Business Cases & Machbarkeiten von Machine Learning

Von   Dr. Dirk Michelsen   |  Managing Consultant   |  IBM Watson Software & Services
30. Mai 2018

Aktuell ist das Thema Künstliche Intelligenz und damit insbesondere Machine Learning das am meisten diskutierte Thema im Bereich IT. Und im Bereich Machine Learning wiederum ist Deep Learning am spannendsten, d.h. das Multi-Layer-Lernen auf Basis von neuronalen Netzen.
Deep Learning unterstützt dabei sowohl das sogenannte Supervised Learning, bei dem ein Computersystem explizit angelernt wird (es werden dem System z.B. Bilder von Hunden und Katzen gezeigt, damit es die Tiere automatisch unterscheiden kann), als auch das sogenannte Unsupervised Learning, beim dem das Computersystem selbst Ähnlichkeiten entdeckt.

Doch was macht man mit diesen Fähigkeiten? Wo ist der Business Case?

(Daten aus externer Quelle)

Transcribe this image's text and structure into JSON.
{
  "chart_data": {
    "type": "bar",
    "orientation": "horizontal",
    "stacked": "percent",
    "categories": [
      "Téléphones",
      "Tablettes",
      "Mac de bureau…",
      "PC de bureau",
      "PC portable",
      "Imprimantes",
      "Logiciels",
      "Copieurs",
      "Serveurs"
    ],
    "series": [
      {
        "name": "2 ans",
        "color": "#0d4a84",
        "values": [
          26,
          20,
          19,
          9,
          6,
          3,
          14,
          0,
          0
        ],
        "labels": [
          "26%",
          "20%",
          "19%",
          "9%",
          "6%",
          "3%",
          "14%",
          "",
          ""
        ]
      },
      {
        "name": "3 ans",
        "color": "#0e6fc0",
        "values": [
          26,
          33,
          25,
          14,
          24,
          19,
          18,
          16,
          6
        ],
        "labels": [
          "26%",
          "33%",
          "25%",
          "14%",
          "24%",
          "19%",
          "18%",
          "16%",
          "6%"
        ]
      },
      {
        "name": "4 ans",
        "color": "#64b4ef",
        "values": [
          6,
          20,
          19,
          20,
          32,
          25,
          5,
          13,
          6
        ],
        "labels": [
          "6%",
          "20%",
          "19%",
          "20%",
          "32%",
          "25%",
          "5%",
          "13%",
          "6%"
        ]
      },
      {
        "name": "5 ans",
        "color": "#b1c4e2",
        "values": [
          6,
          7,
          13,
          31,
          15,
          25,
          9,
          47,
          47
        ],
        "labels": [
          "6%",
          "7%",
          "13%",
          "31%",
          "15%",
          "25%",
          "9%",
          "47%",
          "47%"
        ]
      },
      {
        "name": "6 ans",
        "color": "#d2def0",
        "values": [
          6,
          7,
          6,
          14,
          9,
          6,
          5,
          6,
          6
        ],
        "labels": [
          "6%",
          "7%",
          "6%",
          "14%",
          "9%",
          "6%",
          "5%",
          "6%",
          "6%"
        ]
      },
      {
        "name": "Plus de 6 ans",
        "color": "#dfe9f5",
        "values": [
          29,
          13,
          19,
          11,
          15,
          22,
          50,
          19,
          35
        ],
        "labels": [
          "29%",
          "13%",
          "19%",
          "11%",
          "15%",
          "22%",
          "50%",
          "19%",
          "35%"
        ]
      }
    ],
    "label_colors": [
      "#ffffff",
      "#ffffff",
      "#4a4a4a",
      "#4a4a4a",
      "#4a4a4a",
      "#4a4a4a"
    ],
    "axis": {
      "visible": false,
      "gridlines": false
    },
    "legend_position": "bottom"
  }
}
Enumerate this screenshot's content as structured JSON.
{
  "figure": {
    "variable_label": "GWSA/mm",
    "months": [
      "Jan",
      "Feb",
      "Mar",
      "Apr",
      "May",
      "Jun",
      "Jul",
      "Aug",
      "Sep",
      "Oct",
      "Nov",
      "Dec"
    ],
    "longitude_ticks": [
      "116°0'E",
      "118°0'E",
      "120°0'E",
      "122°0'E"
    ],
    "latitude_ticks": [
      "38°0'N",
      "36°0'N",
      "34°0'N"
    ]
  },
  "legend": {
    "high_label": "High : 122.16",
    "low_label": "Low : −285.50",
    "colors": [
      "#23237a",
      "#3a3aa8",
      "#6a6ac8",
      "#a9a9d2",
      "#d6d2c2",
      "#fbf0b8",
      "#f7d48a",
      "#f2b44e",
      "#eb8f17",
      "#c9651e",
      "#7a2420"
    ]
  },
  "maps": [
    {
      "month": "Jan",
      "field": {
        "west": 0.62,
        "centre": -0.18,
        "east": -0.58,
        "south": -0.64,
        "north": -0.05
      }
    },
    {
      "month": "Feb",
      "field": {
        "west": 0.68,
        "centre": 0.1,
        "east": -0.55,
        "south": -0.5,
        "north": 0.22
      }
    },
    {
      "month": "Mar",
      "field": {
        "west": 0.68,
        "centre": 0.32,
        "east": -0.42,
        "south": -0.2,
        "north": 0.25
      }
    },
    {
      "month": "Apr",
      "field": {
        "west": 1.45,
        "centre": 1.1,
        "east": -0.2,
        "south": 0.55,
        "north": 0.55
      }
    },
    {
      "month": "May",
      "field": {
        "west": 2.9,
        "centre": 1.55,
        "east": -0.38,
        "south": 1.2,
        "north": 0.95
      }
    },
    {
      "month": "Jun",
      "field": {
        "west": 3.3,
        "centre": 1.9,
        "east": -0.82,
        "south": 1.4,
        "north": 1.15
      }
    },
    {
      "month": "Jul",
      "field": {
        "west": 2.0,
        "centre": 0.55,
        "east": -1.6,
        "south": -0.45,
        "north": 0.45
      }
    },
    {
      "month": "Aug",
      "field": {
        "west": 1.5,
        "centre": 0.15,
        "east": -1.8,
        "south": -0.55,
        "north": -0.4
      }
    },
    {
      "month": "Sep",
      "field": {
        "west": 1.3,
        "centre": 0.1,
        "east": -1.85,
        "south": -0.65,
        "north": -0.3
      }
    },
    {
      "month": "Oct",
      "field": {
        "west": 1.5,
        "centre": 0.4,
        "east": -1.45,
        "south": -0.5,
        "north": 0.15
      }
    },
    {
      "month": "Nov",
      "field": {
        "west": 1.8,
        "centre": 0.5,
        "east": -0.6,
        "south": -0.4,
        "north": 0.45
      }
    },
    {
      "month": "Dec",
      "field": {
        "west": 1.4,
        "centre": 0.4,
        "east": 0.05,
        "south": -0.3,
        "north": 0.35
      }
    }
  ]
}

Hier gibt es – je nach Unternehmenstyp – unterschiedliche Ansätze. Der Ansatz von StartUps ist es in der Regel, mithilfe von Machine Learning einen grundsätzlich neuen Service anzubieten. Hier sind der Kreativität kaum Grenzen gesetzt. Entsprechend sind hier auch die Business Cases sehr unterschiedlich und ein Return on Invest wird häufig weit in die Zukunft verlagert.

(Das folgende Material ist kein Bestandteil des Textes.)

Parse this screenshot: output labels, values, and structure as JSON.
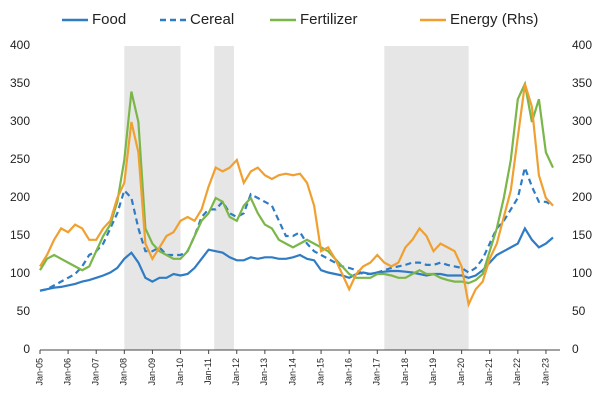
{
  "chart_data": {
    "type": "line",
    "x": [
      2005,
      2005.25,
      2005.5,
      2005.75,
      2006,
      2006.25,
      2006.5,
      2006.75,
      2007,
      2007.25,
      2007.5,
      2007.75,
      2008,
      2008.25,
      2008.5,
      2008.75,
      2009,
      2009.25,
      2009.5,
      2009.75,
      2010,
      2010.25,
      2010.5,
      2010.75,
      2011,
      2011.25,
      2011.5,
      2011.75,
      2012,
      2012.25,
      2012.5,
      2012.75,
      2013,
      2013.25,
      2013.5,
      2013.75,
      2014,
      2014.25,
      2014.5,
      2014.75,
      2015,
      2015.25,
      2015.5,
      2015.75,
      2016,
      2016.25,
      2016.5,
      2016.75,
      2017,
      2017.25,
      2017.5,
      2017.75,
      2018,
      2018.25,
      2018.5,
      2018.75,
      2019,
      2019.25,
      2019.5,
      2019.75,
      2020,
      2020.25,
      2020.5,
      2020.75,
      2021,
      2021.25,
      2021.5,
      2021.75,
      2022,
      2022.25,
      2022.5,
      2022.75,
      2023,
      2023.25
    ],
    "series": [
      {
        "name": "Food",
        "color": "#2f7cc4",
        "dashed": false,
        "values": [
          78,
          80,
          82,
          83,
          85,
          87,
          90,
          92,
          95,
          98,
          102,
          108,
          120,
          128,
          115,
          95,
          90,
          95,
          95,
          100,
          98,
          100,
          108,
          120,
          132,
          130,
          128,
          122,
          118,
          118,
          122,
          120,
          122,
          122,
          120,
          120,
          122,
          125,
          120,
          118,
          105,
          102,
          100,
          98,
          95,
          100,
          102,
          100,
          102,
          103,
          104,
          104,
          103,
          102,
          100,
          98,
          100,
          100,
          98,
          98,
          98,
          95,
          98,
          105,
          115,
          125,
          130,
          135,
          140,
          160,
          145,
          135,
          140,
          148
        ]
      },
      {
        "name": "Cereal",
        "color": "#2f7cc4",
        "dashed": true,
        "values": [
          78,
          80,
          85,
          90,
          95,
          100,
          110,
          125,
          130,
          140,
          160,
          180,
          210,
          200,
          160,
          130,
          130,
          135,
          125,
          125,
          125,
          130,
          150,
          175,
          185,
          185,
          195,
          180,
          175,
          180,
          205,
          200,
          195,
          190,
          170,
          150,
          150,
          155,
          140,
          130,
          125,
          120,
          115,
          110,
          108,
          105,
          100,
          100,
          102,
          105,
          108,
          110,
          112,
          115,
          115,
          112,
          112,
          115,
          112,
          110,
          108,
          102,
          108,
          120,
          140,
          160,
          170,
          185,
          200,
          240,
          215,
          195,
          195,
          190
        ]
      },
      {
        "name": "Fertilizer",
        "color": "#7ab648",
        "dashed": false,
        "values": [
          105,
          120,
          125,
          120,
          115,
          110,
          105,
          110,
          130,
          150,
          165,
          195,
          250,
          340,
          300,
          160,
          140,
          130,
          125,
          120,
          120,
          130,
          150,
          170,
          180,
          200,
          195,
          175,
          170,
          190,
          200,
          180,
          165,
          160,
          145,
          140,
          135,
          140,
          145,
          140,
          135,
          130,
          120,
          110,
          100,
          95,
          95,
          95,
          100,
          100,
          98,
          95,
          95,
          100,
          105,
          100,
          100,
          95,
          92,
          90,
          90,
          88,
          92,
          100,
          130,
          160,
          200,
          250,
          330,
          350,
          300,
          330,
          260,
          240
        ]
      },
      {
        "name": "Energy (Rhs)",
        "color": "#f0a030",
        "dashed": false,
        "axis": "y2",
        "values": [
          110,
          125,
          145,
          160,
          155,
          165,
          160,
          145,
          145,
          160,
          170,
          200,
          220,
          300,
          260,
          140,
          120,
          135,
          150,
          155,
          170,
          175,
          170,
          185,
          215,
          240,
          235,
          240,
          250,
          220,
          235,
          240,
          230,
          225,
          230,
          232,
          230,
          232,
          220,
          190,
          130,
          135,
          120,
          100,
          80,
          100,
          110,
          115,
          125,
          115,
          110,
          115,
          135,
          145,
          160,
          150,
          130,
          140,
          135,
          130,
          110,
          60,
          80,
          90,
          120,
          140,
          175,
          210,
          280,
          350,
          320,
          230,
          200,
          190
        ]
      }
    ],
    "xlim": [
      2005,
      2023.5
    ],
    "xticks": [
      {
        "value": 2005,
        "label": "Jan-05"
      },
      {
        "value": 2006,
        "label": "Jan-06"
      },
      {
        "value": 2007,
        "label": "Jan-07"
      },
      {
        "value": 2008,
        "label": "Jan-08"
      },
      {
        "value": 2009,
        "label": "Jan-09"
      },
      {
        "value": 2010,
        "label": "Jan-10"
      },
      {
        "value": 2011,
        "label": "Jan-11"
      },
      {
        "value": 2012,
        "label": "Jan-12"
      },
      {
        "value": 2013,
        "label": "Jan-13"
      },
      {
        "value": 2014,
        "label": "Jan-14"
      },
      {
        "value": 2015,
        "label": "Jan-15"
      },
      {
        "value": 2016,
        "label": "Jan-16"
      },
      {
        "value": 2017,
        "label": "Jan-17"
      },
      {
        "value": 2018,
        "label": "Jan-18"
      },
      {
        "value": 2019,
        "label": "Jan-19"
      },
      {
        "value": 2020,
        "label": "Jan-20"
      },
      {
        "value": 2021,
        "label": "Jan-21"
      },
      {
        "value": 2022,
        "label": "Jan-22"
      },
      {
        "value": 2023,
        "label": "Jan-23"
      }
    ],
    "ylim": [
      0,
      400
    ],
    "yticks": [
      0,
      50,
      100,
      150,
      200,
      250,
      300,
      350,
      400
    ],
    "y2lim": [
      0,
      400
    ],
    "y2ticks": [
      0,
      50,
      100,
      150,
      200,
      250,
      300,
      350,
      400
    ],
    "shaded": [
      [
        2008,
        2010
      ],
      [
        2011.2,
        2011.9
      ],
      [
        2017.25,
        2020.25
      ]
    ]
  }
}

Bei etablierten Unternehmen treiben unserer Erfahrung nach zwei Aspekte den Einsatz von Machine Learning:

  • Bessere Einsichten: d.h. das Unternehmen will mit Hilfe von Machine Learning existierende Daten besser analysieren und so seine Entscheidungen immer mehr auf der Basis von Daten fällen. Die automatische Bewertung von Kunden, Produkten oder Lieferanten zur Entscheidungsvorbereitung kann so realisiert werden.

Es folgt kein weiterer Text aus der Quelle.